5.  I have been thinking about how the Classical World viewed Plato as communicated in comments and biographies/hagiographies.  Primarily the Classical World thought of Plato as ‘divine’ and as extraordinary and as blessed by the Gods.  One aspect of this is found in the belief that Plato was born from a union between a God, Apollo, and Plato’s mother.  His father had approached Plato’s mother for intimate relations, but withdrew when he saw the presence of Apollo.

This story, or mythos, lasted for a long time.  According to some scholars it was Plato’s nephew, Speussippus, who was also the second head of the Academy, who first presented this mythos.  I tend to think that Speusippus may have been the first to write about it, but I suspect that the mythos preceded that writing.  In any case, the mythos seems to have an early origin.  And the mythos was repeated and passed on throughout the classical period.  For example, Plutarch, who lived about 40 to 120 AD, writes about it.  So does Olympiodorus who died in 565 AD. 

It’s interesting that I have not found in my reading any mention of Plato being thought of as a God, though he may be depicted as having God-like qualities.  And I don’t find any mention of a cult of Plato in the sense of temples of worship being constructed for such activity.  Perhaps the Academies in Athens and Alexandria served that purpose.

I do find mention of a yearly celebration of the birth of Plato, and sometimes Socrates at the same time.  This seems to have consisted of a meal (probably vegetarian) and the reading of people’s philosophical essays.  This was a way of expressing their appreciation for, and reverence of, Plato.

I think it is an intriguing picture where Plato is admired, given a kind of divine birth, but is not himself transformed into a God for the purposes of cultic worship.  My reading of this is that it expresses that Plato is beyond the Gods in the sense of transcending the realms that the Gods inhabit.

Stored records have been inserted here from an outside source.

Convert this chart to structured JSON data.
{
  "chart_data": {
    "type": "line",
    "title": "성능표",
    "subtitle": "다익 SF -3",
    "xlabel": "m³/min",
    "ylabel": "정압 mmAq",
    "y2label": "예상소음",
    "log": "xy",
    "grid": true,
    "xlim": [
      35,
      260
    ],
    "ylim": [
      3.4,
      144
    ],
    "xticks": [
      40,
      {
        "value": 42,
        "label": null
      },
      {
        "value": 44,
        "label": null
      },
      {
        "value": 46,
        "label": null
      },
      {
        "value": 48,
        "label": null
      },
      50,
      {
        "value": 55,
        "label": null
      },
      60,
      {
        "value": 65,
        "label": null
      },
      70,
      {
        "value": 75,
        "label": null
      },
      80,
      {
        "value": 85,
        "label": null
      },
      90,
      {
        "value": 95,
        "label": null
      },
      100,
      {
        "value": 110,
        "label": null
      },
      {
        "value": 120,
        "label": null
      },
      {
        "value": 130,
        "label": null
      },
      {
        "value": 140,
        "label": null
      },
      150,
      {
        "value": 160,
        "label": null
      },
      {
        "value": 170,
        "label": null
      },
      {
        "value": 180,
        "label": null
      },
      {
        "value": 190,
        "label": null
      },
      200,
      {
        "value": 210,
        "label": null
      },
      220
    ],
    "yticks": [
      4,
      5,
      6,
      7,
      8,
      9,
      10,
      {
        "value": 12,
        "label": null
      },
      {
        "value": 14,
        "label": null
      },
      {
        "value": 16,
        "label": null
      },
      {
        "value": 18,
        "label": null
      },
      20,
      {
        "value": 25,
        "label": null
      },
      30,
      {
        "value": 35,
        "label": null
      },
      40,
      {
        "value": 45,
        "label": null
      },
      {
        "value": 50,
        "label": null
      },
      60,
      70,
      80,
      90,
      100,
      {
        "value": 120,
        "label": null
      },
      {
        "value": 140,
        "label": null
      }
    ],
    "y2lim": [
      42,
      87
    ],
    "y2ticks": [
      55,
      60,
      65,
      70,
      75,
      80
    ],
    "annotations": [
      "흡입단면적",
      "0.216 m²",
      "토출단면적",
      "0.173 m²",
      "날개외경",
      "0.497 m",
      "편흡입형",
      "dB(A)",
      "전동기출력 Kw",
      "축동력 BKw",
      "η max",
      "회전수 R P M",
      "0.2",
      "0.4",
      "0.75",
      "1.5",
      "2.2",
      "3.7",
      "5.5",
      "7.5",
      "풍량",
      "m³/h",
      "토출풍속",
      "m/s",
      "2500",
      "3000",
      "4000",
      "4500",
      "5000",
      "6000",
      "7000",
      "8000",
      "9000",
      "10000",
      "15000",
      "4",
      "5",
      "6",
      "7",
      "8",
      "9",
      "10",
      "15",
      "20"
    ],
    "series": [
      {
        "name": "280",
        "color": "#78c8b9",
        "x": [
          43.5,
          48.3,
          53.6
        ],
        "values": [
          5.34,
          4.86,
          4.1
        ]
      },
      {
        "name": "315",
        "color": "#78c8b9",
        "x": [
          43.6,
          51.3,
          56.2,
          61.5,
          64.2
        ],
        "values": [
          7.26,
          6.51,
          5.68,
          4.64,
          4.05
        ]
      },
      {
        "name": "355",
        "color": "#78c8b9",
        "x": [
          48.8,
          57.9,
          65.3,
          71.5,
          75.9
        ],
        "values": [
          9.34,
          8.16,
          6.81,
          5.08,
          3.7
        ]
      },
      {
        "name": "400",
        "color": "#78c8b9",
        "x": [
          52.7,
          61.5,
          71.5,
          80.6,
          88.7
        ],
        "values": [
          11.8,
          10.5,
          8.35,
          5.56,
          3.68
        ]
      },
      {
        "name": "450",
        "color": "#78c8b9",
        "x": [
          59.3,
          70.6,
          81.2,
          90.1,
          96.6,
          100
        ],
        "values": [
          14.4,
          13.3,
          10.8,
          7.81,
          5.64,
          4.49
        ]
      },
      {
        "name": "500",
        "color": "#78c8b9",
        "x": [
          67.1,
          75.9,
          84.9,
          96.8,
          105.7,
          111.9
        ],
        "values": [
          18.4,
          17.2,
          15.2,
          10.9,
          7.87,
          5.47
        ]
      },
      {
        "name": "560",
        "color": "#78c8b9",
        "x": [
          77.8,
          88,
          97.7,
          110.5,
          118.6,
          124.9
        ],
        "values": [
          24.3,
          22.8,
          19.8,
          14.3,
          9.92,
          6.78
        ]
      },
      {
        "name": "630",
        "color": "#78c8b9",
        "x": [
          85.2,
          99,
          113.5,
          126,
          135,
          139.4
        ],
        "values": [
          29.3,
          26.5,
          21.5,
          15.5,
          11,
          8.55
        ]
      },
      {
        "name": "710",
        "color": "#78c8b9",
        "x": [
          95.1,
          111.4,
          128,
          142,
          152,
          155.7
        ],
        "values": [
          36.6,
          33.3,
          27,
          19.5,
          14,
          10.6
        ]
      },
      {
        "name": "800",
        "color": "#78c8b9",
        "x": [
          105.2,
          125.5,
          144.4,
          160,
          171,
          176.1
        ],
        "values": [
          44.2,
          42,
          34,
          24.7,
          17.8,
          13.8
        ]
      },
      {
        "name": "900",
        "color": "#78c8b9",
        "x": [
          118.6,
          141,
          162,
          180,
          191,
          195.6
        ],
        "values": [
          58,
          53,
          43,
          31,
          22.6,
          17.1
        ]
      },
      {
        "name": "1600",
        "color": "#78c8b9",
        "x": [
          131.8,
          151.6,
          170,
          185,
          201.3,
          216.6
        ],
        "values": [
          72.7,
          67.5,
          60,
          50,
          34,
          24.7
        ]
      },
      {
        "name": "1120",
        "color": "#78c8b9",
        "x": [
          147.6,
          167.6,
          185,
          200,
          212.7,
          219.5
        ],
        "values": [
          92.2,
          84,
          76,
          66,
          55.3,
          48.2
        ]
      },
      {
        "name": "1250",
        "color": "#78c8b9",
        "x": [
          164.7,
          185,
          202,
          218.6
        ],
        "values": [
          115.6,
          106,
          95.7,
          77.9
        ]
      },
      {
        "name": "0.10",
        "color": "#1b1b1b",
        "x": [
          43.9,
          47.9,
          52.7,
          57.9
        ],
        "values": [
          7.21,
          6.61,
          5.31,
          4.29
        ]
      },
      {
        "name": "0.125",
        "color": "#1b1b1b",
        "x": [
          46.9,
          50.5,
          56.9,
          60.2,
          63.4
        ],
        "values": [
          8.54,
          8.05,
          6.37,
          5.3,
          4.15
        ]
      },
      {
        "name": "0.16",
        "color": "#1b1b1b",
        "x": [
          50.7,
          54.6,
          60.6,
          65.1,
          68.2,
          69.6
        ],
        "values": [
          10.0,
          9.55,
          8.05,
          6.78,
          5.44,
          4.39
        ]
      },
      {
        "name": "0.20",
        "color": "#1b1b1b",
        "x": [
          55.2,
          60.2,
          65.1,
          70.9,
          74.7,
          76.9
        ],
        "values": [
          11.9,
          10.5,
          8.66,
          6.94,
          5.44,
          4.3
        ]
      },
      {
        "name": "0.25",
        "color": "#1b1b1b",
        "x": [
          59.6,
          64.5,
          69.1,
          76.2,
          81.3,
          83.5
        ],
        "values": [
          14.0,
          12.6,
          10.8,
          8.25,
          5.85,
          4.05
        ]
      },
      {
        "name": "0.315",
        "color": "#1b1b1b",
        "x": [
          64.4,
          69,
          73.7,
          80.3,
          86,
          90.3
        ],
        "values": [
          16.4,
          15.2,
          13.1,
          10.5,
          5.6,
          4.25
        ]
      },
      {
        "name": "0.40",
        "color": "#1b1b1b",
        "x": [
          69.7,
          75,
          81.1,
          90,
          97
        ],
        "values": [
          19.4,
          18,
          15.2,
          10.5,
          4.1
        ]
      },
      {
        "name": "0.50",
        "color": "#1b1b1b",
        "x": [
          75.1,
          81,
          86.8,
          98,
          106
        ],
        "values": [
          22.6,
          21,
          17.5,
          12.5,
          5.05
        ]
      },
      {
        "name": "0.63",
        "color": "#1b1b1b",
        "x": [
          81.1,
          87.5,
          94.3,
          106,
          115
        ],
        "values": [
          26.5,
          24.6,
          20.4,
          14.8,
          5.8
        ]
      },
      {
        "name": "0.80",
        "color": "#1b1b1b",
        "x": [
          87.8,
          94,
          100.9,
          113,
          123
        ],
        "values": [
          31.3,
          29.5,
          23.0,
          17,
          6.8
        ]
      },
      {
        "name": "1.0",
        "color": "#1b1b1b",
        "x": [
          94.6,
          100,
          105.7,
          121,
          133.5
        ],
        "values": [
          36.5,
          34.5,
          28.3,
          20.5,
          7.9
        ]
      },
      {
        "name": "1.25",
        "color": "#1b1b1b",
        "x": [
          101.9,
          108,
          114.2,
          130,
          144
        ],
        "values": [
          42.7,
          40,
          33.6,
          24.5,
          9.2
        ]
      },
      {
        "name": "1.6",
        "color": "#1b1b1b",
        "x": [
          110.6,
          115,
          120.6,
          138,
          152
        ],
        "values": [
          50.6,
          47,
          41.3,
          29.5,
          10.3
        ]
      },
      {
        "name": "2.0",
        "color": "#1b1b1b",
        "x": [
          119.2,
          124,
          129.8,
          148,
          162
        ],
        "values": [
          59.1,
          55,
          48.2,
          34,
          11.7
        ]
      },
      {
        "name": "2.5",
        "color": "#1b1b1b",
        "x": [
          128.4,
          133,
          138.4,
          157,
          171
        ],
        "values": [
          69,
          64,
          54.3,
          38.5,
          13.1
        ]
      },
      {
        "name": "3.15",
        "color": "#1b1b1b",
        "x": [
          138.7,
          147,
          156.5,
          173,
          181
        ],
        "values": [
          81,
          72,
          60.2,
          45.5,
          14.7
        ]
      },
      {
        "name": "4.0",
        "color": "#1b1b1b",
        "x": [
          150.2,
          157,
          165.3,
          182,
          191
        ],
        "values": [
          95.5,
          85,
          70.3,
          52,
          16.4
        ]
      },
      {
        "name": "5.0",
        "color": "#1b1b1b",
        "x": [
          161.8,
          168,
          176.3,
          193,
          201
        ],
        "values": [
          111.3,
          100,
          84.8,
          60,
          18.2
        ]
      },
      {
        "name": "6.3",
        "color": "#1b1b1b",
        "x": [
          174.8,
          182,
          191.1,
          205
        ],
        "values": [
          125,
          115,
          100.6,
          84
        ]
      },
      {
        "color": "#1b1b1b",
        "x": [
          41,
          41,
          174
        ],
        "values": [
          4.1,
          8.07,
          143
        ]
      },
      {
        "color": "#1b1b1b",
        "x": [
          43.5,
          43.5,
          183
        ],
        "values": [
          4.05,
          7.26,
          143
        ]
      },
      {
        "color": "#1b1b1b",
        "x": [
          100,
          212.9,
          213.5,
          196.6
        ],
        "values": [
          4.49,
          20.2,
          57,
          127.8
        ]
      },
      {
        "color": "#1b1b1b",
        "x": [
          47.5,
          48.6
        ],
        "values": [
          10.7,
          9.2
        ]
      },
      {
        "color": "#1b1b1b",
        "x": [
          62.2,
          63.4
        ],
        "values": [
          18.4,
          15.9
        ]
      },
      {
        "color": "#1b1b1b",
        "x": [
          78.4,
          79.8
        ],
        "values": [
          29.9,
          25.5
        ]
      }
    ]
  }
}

According to Diogenes Laertius there were a number of epitaphs inscribed at Plato’s tomb, which was at the Academy.  Here is one of them:

Excelling among mortals for temperance and justice,

Here lies divine Aristocles.
If anyone ever won great praise for wisdom,
He won the greatest, without arousing envy.

(Plato’s given name was Aristocles, which was his grandfather’s name – translator’s footnote.)

(Diogenes Laertius, Lives of the Eminent Philosophers, translated by Pamela Mensch, Oxford University Press, 2018, page 156, ISBN: 9780190862176)

I like this epitaph.  It emphasizes the virtues of temperance and justice, and adds that Plato won great praise for his wisdom.  And Plato managed to do this without arousing envy which speaks to his divine character.